Justizminister Wolf warnt vor Straftaten in Haft

Stuttgart  Nach Angaben des Stuttgarter Justizministeriums gab es 2018 bereits 152 schwere Vorfälle in den Südwest-Gefängnissen - darunter Übergriffe auf Mitarbeiter, Misshandlungen unter Gefangenen und Drogenhandel.

Von Michael Schwarz

JVA Freiburg
Ein Mann steht in der Justizvollzugsanstalt in Freiburg vor einem vergitterten Fenster.  

Gewalt gegen Mitarbeiter, Misshandlungen unter Inhaftierten oder auch Drogenhandel - die Justizvollzugsbediensteten in den baden-württembergischen Gefängnissen haben weiterhin alle Hände voll zu tun, um die Sicherheit hinter Gittern zu gewährleisten. Bislang meldet das Stuttgarter Justizministerium für das Jahr 2018 insgesamt 152 schwere Vorfälle. 17 Mal wurden Bedienstete angegriffen, es gab 32 Misshandlungen unter Gefangenen und in 103 Fällen wurden Drogen sichergestellt.

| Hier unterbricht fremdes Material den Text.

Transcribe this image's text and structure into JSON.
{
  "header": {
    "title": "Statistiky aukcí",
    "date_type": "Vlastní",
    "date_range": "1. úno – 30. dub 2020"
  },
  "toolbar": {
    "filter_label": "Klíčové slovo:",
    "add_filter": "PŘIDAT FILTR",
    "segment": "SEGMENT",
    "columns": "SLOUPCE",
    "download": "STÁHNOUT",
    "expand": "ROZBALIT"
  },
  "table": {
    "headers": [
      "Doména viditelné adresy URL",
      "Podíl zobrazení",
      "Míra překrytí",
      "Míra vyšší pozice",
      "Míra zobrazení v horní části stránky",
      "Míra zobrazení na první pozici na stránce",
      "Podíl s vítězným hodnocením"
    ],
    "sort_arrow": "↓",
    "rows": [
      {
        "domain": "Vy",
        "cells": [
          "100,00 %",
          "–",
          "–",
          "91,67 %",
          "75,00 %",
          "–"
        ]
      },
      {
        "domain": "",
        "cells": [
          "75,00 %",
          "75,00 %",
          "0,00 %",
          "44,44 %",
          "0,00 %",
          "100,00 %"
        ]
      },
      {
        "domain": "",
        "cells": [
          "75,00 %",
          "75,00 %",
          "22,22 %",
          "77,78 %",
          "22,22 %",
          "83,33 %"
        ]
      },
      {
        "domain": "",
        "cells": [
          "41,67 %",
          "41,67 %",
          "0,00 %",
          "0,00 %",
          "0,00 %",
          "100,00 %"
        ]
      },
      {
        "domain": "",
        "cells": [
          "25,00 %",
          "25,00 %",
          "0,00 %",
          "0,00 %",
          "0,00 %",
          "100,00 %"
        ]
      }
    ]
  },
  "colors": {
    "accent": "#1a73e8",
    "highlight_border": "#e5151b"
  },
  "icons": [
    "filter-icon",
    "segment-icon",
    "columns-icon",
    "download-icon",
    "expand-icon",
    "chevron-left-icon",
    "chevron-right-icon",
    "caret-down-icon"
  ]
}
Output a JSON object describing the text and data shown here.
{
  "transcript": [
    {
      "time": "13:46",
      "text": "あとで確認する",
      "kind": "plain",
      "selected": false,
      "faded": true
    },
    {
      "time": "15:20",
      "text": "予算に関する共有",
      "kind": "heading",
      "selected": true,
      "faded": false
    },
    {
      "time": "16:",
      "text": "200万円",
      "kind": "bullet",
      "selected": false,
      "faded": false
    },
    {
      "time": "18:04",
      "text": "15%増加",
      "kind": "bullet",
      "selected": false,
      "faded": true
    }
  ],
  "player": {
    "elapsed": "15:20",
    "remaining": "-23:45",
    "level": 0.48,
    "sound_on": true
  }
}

2017 gab es 330 schwere Vorfälle

Zwar hat sich die Lage im Vergleich zu 2017, als es über das gesamte Jahr 330 erhebliche Vorfälle gab, tendenziell etwas entspannt. Trotzdem warnt Baden-Württembergs Justizminister Guido Wolf (CDU) davor, das Thema jetzt aus dem Fokus zu verlieren. "Die Angriffe auf unsere Justizvollzugsbediensteten machen mich persönlich betroffen", sagt Wolf im Gespräch mit der Heilbronner Stimme. Die Lage in den Gefängnissen im Südwesten sei weiter "äußerst angespannt".

Überbelegungen, Sprachbarrieren und ein zunehmend schwieriges Klientel sorgten für "eine explosive Mischung". Deswegen sei es wichtig, dass die Landesregierung in dieser Legislaturperiode bereits 200 neue Stellen für den Justizvollzug geschaffen habe. "Angesichts der bestehenden Probleme werden wir aber weiteres Personal benötigen", fordert der CDU-Politiker. Dass es im ersten Halbjahr 2018 tendenziell eher weniger schwere Vorfälle gab, führt Wolf auf "den großen Einsatz der Bediensteten" zurück.

Drogenhandel kommt am häufigsten vor

Im vergangenen Jahr ist die Zahl der erheblichen Vorfälle in den Südwest-Gefängnissen angestiegen. 2016 waren es 298 Delikte, 2017 dann 330. Den größten Teil machte in beiden Jahren der Drogenhandel aus. Angriffe auf Gefängnismitarbeiter werden statistisch nur dann erfasst, wenn sie ernste Folgen wie eine Dienstunfähigkeit haben. Justizvollzugsbedienstete, die Opfer von Gewalt werden, erhalten künftig auch Schmerzensgeld. Dies hat das grün-schwarze Kabinett noch vor der Sommerpause beschlossen.

Forderung nach mehr Stellen

Auch der Bund der Strafvollzugsbediensteten fordert mehr Personal. "Wegen der engen Personalsituation sind die Justizvollzugsbediensteten in der Regel alleine auf einer Gefängnisstation. Das ist untragbar", sagt der stellvertretende Landesvorsitzende Peter Zielinski.

Maßnahmen bei Gefangenen

Erkennbar gewaltbereite Gefangene, die mit präventiven Maßnahmen nicht erreicht werden könnten, würden mit "besonderen Sicherheitsmaßnahmen belegt", so ein Sprecher Wolfs. Dazu zählten Einzelhaft oder ein getrennter Hofgang. Auf der anderen Seite würden die Gefangenen, die bedroht würden, "zu ihrem Schutz in gesonderten Abteilungen untergebracht".